Accounting Principles Board
The Accounting Principles Board (APB) was an authoritative body in the United States that was responsible for setting accounting standards and principles from 1959 to 1973. The APB was created by the American Institute of Certified Public Accountants (AICPA), the professional organization representing certified public accountants (CPAs) in the United States.
The APB’s primary objective was to establish and improve accounting principles, practices, and procedures to ensure consistency, comparability, and reliability in financial reporting. During its existence, the APB issued a series of pronouncements, known as APB Opinions, which provided guidance on various accounting issues and practices. Some of these opinions have been superseded by subsequent accounting standards, while others continue to be relevant under the current accounting framework.
In 1973, the APB was replaced by the Financial Accounting Standards Board (FASB) due to concerns about the effectiveness and independence of the APB. The FASB is an independent, private-sector organization responsible for establishing accounting and financial reporting standards for companies and not-for-profit organizations that follow Generally Accepted Accounting Principles (GAAP) in the United States. The FASB has continued the work of the APB by issuing its own accounting standards and guidance to ensure consistency, comparability, and reliability in financial reporting.
Example of the Accounting Principles Board
Let’s take a look at an example related to the Accounting Principles Board (APB) and one of its pronouncements.
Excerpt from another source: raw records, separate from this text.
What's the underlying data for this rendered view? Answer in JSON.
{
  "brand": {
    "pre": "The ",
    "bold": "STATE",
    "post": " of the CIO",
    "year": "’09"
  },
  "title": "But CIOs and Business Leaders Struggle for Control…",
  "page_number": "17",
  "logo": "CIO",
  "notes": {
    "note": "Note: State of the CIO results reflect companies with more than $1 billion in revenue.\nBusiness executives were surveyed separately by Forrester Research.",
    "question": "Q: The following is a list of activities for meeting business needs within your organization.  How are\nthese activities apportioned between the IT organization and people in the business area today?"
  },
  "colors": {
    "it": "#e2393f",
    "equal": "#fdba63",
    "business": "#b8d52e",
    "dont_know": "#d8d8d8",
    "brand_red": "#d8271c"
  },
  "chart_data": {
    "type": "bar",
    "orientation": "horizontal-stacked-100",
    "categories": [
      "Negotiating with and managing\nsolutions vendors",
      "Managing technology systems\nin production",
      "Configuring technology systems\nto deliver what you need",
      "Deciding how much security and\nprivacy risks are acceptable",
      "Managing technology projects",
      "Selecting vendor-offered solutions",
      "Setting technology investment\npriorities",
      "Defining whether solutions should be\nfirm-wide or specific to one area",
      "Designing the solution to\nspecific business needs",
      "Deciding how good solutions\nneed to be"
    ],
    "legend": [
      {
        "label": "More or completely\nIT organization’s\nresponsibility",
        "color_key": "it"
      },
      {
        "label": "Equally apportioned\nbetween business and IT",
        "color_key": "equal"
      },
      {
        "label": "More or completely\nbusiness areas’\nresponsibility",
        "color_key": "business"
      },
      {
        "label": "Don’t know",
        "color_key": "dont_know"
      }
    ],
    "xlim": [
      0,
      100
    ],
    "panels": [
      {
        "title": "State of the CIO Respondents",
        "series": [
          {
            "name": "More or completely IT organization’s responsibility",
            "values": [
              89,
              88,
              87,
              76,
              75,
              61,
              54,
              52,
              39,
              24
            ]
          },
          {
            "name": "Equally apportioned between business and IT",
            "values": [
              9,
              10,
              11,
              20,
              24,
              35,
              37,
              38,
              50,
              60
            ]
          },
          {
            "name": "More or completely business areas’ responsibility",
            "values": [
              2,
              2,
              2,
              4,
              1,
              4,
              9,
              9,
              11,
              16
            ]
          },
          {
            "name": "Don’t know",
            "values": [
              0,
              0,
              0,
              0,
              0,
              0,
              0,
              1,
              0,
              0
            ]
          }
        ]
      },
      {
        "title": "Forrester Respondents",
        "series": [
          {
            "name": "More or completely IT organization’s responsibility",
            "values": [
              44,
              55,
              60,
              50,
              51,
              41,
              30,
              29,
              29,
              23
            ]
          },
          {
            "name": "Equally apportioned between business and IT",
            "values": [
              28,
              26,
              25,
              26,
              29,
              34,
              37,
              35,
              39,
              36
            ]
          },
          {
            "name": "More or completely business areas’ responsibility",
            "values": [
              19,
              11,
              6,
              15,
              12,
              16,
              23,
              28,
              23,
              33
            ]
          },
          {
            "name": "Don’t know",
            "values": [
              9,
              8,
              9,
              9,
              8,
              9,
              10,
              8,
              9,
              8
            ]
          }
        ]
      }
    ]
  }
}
One of the most notable APB Opinions was APB Opinion No. 16, “Business Combinations,” which was issued in 1970. This opinion provided guidance on accounting for business combinations, such as mergers and acquisitions. The opinion established two methods for accounting for business combinations: the pooling of interests method and the purchase method.
- Pooling of interests method: Under this method, the financial statements of the combining companies were retrospectively restated as if the companies had always been combined. The assets and liabilities of the companies were combined at their historical costs, and no goodwill was recognized. This method was generally used for business combinations where the companies were of similar size and had similar operations.
- Purchase method: Under this method, one company (the acquirer) was considered to have acquired the other company (the acquiree) by purchasing its net assets. The purchase price was allocated to the acquiree’s identifiable assets and liabilities based on their fair values at the acquisition date, with any excess of the purchase price over the fair value of net assets recognized as goodwill. This method was used for business combinations where one company had a clear controlling interest over the other.
APB Opinion No. 16 was an essential part of the accounting framework for business combinations in the United States until it was superseded by the Financial Accounting Standards Board (FASB) Statement No. 141, “Business Combinations,” in 2001. Statement No. 141 eliminated the pooling of interests method and required all business combinations to be accounted for using the purchase method, which was later refined and renamed the acquisition method in FASB Statement No. 141R issued in 2007 (now part of Accounting Standards Codification Topic 805).
This example illustrates how the APB contributed to the development of accounting principles and practices during its existence, providing guidance on critical accounting issues like business combinations. The work of the APB has since been continued by the FASB, which has refined and updated accounting standards to address the evolving needs of financial reporting.